I arrived here late last Evening.6 The Mere Bobie has not taken in the Bales I ordered, on account of a difficulty which the Custom House Officers have made relative to the Duties, but on application to the Directeur des Fermes I have so succeeded, that I am in hopes to have them aboard this evening, and wind permitting, she shall sail on monday morning.7 It is reported here that Hammond is taken, but the news has every appearance of improbability. I am more afraid (if it has any foundation at all) that it is adams. I have the honour to be with the greatest Respect Gentlemen Your most obedient humble Servant
Wickes Nickolson and Johnson all sailed the 29th.

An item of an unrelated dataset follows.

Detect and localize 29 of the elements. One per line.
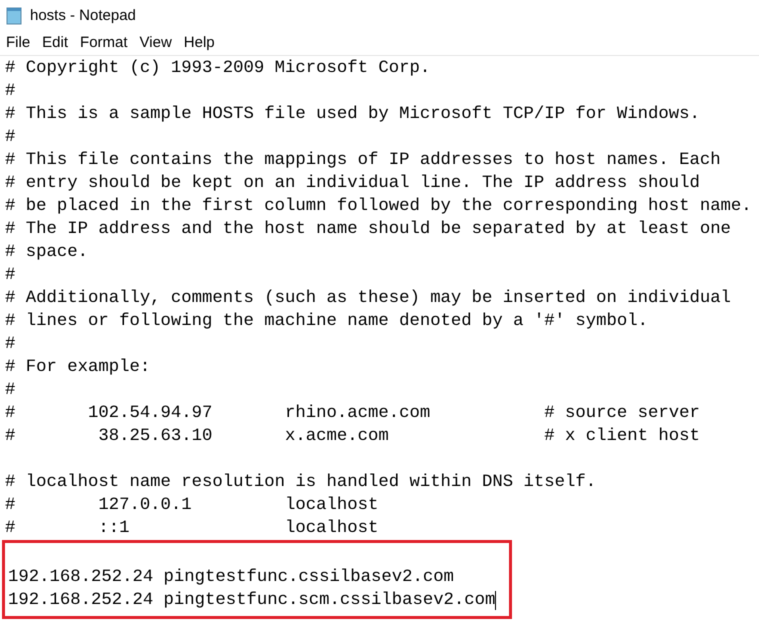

I delivered your Letter to Mr Ross8 the post goes out too soon for him to answer it at present, he therefore desires me to refer you to the next. I hope the same circumstance will be an excuse for the hurry with which this is written.
Addressed: The Honourable / The Commissioners of the / United States. / Passy or / Paris.
Notation: Mr. Williams 31 May 1777
6. He had been in Passy or Paris: BF to Cushing above, May 27. JW’s first letter to BF of May 7, above, said that he could not leave Nantes, but unless he did so almost immediately the gap in his correspondence since the 7th, given his assiduity in letter-writing, is hard to explain.
7. For the Mère Bobie see the headnote on JW’s letter above, May 1. She carried not only dispatches but some cloth for Congress and a cargo belonging to Chaumont consigned to Jonathan Williams, Sr.: JW to his father, June 1, 1777, and of the same date to the secret committee and the committee of secret correspondence, JW letterbook, Yale University Library.
8. John Ross (above, XXII, 633 n) had recently come through Paris on his way to Nantes, where he was charged with supervising Thomas Morris: Clark, Wickes, p. 217.